Desde un punto de vista práctico, este tipo de proyectos son absolutamente insignificantes. No son más que una ideología del «bienestar» de una izquierda desorientada que trata de encontrar una vía de escape suave al capitalismo de crisis y que corre el riesgo de convertirse ella misma en un recurso de gestión de la crisis».

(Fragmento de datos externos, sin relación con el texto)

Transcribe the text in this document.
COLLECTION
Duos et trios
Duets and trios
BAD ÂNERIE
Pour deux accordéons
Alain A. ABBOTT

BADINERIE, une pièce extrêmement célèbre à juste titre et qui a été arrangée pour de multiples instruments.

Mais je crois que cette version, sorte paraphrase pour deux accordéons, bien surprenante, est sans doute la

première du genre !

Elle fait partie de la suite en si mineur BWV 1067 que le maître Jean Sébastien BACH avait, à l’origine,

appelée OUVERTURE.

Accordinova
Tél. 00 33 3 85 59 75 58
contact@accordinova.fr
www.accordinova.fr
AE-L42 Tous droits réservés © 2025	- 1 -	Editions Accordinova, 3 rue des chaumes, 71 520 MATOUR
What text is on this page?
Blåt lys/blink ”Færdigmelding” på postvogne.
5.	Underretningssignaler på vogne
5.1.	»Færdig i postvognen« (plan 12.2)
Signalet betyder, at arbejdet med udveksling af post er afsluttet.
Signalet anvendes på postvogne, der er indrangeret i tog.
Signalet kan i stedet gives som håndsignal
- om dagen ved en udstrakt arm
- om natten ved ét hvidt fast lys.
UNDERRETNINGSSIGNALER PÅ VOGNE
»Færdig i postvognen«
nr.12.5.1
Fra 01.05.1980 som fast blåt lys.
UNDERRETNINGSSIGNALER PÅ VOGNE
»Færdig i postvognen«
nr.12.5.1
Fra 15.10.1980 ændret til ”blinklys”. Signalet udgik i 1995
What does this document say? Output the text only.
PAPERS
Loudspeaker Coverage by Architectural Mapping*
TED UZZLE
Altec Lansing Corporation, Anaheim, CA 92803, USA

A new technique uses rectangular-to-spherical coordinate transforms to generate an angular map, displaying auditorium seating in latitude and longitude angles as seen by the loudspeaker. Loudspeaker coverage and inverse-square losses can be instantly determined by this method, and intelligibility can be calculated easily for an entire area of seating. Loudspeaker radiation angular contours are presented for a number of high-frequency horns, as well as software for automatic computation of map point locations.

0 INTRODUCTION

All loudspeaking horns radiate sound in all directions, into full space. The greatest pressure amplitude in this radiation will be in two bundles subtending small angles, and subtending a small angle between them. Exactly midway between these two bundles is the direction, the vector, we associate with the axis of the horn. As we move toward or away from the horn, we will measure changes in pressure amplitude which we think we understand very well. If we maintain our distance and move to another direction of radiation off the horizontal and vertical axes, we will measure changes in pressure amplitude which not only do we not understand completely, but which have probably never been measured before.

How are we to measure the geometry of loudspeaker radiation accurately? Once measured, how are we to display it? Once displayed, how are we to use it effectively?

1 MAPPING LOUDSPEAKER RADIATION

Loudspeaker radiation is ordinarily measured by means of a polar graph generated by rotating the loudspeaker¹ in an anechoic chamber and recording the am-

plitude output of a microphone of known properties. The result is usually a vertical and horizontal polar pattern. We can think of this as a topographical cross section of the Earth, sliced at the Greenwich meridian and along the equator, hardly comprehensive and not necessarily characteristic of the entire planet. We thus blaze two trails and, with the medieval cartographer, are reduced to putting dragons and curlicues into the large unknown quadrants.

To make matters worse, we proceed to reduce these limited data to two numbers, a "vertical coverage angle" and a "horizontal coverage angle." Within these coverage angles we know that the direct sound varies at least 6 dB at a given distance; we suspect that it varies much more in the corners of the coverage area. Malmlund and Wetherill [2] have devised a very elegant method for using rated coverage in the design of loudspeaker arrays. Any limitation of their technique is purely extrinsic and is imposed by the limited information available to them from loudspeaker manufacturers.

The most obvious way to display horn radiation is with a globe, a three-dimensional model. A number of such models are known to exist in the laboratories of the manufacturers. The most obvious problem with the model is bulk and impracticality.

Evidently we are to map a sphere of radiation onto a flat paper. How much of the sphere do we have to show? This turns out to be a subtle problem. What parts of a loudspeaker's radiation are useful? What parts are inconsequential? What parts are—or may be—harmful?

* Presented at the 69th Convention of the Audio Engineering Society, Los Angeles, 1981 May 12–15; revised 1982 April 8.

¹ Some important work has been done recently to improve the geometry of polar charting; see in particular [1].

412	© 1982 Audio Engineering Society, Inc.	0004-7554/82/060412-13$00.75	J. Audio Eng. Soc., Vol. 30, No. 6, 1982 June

«La verdadera tarea a realizar consiste en transformar las condiciones de la producción material a escala del conjunto de la sociedad, haciendo de las necesidades y de la conservación de las condiciones naturales de vida una finalidad en sí misma. Esto significa que no podría seguir existiendo un desarrollo incontrolado basado en el criterio universalmente abstracto de la «racionalidad de la economía de empresa». Los diferentes aspectos de la reproducción social deben ser tomados en consideración en función del contenido de su propia lógica. De este modo, el sector sanitario o el educativo no podrían estar organizados con el mismo modelo empleado para la producción de taladros o de rodamientos».

«Es imposible imaginar una sociedad postcapitalista como un «modelo» positivo que se pudiera presentar como ya cerrado. Estaríamos ahí no ante una concretización, sino únicamente ante una miserable abstracción y, nuevamente, ante la anticipación de una falsa objetividad de la que sería necesario, precisamente, desprenderse. Por el contrario, lo que la teoría puede desarrollar como crítica del economicismo capitalista son los criterios de una socialización de otro tipo. Esto implica, en particular, una planificación consciente de los recursos que reemplace la dinámica ciega impuesta por las «leyes coercitivas de la competencia» (Marx). Sin embargo, incluso la izquierda pone mala cara hoy a la planificación porque su concepto de planificación no ha sido nunca capaz de ir más allá de la visión que tenía de ella el difunto socialismo burocrático de Estado. Éste no constituía una alternativa al capitalismo, sino que se trataba fundamentalmente de una «modernización de puesta al día» en la periferia del mercado mundial, utilizando para ello los mecanismos del capitalismo de Estado. La lógica del valor no fue allí jamás abolida, sino únicamente estatalizada».